Hmmm, a paper entitled Funcotrial Generic Filters was written July 2005, abstract to ASL, where you can observe ejecting on initial segments towards models. What it might do on preshaeves was sent to a conference a month ago. Like I had told the list there were papers I published over several years ago on functors computing models on Hasse diagrams. I'm not in a position to escalate and have to keep you on a holding as to what it was doing on sheaves. On the surface it appears as if we are living in parallel worlds getting a message through.
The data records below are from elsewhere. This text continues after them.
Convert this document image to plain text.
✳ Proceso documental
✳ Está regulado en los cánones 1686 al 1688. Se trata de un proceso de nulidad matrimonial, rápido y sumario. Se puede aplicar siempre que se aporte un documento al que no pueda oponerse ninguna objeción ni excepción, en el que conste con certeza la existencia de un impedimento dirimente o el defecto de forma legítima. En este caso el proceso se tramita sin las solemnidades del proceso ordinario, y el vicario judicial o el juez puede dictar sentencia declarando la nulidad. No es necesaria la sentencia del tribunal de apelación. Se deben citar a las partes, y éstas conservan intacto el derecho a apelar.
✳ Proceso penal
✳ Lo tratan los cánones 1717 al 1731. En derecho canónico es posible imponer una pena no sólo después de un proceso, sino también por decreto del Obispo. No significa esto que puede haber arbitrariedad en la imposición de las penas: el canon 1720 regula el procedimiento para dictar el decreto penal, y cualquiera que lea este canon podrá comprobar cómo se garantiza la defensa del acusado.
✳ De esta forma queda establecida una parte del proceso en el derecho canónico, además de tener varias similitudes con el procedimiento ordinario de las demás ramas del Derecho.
Cyrus
----- Original Message ----- From: "Vaughan Pratt" <pratt@cs.stanford.edu> To: categories@mta.ca Subject: categories: Re: Undirected graph citation Date: Mon, 06 Mar 2006 20:43:29 -0800
George Janelidze wrote:
Indeed, there were no monoids in Vaughan's original message of February 28,
My take on monoids vs. initial segments of Delta, FinSet, etc. as sites for a category of presheaves is that it is like Hasse diagrams vs. posets, or axioms vs. theories. The former should be understood only as a convenient representation of its idempotent completion, just as a Hasse diagram of a poset is a convenient representation of its reflexive transitive closure, or an axiom system a convenient representation of a
etc, etc...